I hesitated only a second. “I would have stood by my responsibility.”
Sheila pointed at me. “That’s why we didn’t tell you.”
“For my own good?” I twisted my fingers into my hair, ready to tear it out in chunks, maybe some scalp with it. “You knew what I went through after I came back. But you never said a word.”
“I was ashamed. And I didn’t have enough information to help you, anyway. After I brought your parents together with Lincoln, I stepped out of the affair.”
“How convenient.”
“It wasn’t my choice to make.”
“Mine either, thanks to you…” I swung a hand in the direction of the twin graves. “…and them.”
“If I had it to do over again—”
“You don’t.” I turned my back to her. “You don’t.”
I heard the snow squeak as she close
d the distance between us. Her hand rested on my shoulder. I shrugged it off.
“What can I do?” she asked.
“Go the fuck back to wherever you came from. Disappear. I’m done with you.”
“I want to help.”
“You’ll get no redemption from me. You want to atone, do it somewhere else.”
“Ridley, please.”
I folded my arms across my chest. All that heat burning inside of me had burned itself out, leaving me twice as vulnerable to the cold. I couldn’t stop shivering. “He’s going to contact you.”
“I won’t tell him a thing.”
“How do I know that?”
“I may have made a grave mistake, an unforgivable one, but I’m not your enemy, Ridley. I have no reason to bring you more harm that I already have.”
She didn’t see the larger picture. She thought it would be as simple as saying “no.” But Hersch had proved he had a set of sharp grifter’s tools. And Sheila had a number of pieces he could dismantle.
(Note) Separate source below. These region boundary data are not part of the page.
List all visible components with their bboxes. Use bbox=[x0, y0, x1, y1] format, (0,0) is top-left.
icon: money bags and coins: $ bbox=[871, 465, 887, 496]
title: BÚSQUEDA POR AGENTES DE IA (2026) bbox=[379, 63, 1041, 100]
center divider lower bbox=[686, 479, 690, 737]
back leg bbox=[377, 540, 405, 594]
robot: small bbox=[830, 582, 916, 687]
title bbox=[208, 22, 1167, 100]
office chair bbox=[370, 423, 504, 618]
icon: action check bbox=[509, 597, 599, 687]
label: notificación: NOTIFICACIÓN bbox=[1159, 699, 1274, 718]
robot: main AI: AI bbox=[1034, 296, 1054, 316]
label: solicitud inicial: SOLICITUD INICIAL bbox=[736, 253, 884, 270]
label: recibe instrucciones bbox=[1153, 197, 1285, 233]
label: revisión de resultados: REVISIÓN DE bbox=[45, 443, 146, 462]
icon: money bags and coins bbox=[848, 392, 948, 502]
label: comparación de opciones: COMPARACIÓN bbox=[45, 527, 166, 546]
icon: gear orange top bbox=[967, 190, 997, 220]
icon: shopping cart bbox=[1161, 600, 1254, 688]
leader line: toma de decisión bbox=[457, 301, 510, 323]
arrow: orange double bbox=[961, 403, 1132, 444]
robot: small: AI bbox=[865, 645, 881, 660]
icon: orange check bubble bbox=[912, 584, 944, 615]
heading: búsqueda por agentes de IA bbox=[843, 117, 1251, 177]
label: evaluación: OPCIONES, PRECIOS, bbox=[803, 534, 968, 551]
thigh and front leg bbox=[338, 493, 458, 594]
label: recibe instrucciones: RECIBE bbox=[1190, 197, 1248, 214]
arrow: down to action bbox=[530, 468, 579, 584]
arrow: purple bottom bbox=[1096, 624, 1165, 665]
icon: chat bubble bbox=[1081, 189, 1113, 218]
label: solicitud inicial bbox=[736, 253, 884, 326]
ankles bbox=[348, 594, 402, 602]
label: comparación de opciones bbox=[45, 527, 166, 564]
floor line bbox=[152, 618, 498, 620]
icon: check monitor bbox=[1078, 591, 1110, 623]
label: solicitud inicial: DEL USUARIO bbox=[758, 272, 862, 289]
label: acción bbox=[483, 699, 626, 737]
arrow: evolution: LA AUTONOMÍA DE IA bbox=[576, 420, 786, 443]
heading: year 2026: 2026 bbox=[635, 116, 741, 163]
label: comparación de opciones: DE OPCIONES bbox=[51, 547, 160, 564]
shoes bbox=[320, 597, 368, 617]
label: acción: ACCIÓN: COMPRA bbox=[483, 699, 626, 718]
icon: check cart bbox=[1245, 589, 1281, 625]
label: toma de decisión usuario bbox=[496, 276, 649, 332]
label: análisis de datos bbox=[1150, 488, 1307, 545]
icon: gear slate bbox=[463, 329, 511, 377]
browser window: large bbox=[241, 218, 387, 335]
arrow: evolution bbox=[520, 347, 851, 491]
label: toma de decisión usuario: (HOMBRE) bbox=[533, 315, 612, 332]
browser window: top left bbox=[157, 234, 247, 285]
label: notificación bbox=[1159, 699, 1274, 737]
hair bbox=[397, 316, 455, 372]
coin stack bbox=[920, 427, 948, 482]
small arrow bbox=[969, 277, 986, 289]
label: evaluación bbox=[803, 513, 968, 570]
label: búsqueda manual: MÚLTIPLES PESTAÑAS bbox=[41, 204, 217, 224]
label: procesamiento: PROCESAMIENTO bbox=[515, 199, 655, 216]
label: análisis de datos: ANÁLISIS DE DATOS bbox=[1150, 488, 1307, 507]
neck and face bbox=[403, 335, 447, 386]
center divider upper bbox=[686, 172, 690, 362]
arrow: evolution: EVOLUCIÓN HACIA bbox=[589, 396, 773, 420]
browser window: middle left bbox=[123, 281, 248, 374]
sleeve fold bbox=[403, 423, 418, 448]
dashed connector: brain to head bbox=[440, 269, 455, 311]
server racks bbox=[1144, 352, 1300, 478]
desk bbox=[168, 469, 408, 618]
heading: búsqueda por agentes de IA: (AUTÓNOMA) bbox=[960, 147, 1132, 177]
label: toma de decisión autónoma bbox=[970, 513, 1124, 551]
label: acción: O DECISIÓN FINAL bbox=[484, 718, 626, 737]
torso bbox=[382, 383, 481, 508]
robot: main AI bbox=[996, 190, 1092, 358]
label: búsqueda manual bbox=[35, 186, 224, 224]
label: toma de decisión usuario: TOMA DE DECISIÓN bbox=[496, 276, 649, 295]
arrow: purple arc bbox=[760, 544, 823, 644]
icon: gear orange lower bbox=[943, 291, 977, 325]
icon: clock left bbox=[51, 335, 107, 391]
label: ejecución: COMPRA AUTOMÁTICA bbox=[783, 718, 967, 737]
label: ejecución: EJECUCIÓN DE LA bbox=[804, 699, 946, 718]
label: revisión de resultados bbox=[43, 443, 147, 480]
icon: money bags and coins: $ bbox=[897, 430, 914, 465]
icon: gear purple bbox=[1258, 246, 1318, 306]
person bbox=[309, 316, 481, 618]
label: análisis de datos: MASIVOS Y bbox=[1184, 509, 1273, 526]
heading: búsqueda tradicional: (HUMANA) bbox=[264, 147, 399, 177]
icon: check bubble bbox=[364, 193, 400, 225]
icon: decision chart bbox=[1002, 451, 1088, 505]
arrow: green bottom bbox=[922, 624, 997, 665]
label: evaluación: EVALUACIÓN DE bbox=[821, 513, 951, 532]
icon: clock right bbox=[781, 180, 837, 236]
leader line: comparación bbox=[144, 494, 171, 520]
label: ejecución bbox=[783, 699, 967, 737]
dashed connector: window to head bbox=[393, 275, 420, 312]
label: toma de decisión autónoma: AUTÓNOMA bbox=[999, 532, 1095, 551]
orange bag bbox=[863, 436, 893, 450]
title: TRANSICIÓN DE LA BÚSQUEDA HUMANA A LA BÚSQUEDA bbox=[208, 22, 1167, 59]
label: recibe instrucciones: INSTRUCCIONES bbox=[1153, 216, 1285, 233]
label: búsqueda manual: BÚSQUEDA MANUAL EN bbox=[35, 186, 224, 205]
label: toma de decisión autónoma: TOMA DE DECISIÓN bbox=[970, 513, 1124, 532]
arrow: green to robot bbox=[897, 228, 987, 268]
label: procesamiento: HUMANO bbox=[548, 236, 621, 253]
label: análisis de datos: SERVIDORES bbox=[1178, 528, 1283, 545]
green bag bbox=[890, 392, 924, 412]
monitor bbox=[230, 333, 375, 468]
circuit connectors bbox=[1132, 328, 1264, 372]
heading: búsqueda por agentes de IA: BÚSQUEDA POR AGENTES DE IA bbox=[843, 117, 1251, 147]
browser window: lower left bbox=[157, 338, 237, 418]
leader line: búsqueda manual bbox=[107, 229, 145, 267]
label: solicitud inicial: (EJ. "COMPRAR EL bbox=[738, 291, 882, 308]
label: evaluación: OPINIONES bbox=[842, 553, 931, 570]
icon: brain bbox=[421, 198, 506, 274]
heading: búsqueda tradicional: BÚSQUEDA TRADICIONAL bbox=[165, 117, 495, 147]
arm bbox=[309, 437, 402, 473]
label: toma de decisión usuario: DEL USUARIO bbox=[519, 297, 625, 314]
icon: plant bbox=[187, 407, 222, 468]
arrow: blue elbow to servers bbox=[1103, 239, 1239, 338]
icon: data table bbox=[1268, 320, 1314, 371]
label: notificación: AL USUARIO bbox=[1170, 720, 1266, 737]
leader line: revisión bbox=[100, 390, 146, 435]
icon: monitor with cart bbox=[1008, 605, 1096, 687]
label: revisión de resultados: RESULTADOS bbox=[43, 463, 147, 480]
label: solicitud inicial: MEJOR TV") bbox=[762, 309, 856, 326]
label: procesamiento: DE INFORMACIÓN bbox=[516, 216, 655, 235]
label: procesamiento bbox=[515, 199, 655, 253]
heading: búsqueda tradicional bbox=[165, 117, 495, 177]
“He’ll offer to give back the money he took from you,” I said.
“It doesn’t matter. I won’t help him. Besides, I don’t know anything that can help him.”
I forced myself to face her again. She looked like an ugly hag to me now. Nothing like the strong-willed protector she had pretended to be for so many years. “Are you sure?”
“I’m certain.”
“How long before you betrayed me were you and Rice lovers?”
Her eye lids fluttered. “Couple of years.”
“Did you go out? Meet any of his friends?”
“He treated me very well. Theatre, restaurants, carriage rides.” She shuddered. “I know he turned out a monster, but I never knew a hint of that while we were together. He was a gentle, sweet man.”
Who had killed his wife and pawned his granddaughter. A regular old Casanova, hey Sheila? “You only answered half my question.”
A sprig of gray hair blew free from her tight bun and whipped across her face in the wind. “He introduced me to a few fellow doctors. He called them his Club Med. His clever way of saying they were his club of medic—”
“I get it.” I wanted to reach out and pull that ridiculous lock of hair out of her face. She let it twitch in the wind across the bridge of her nose. It drove me crazy to look at. “You remember names?”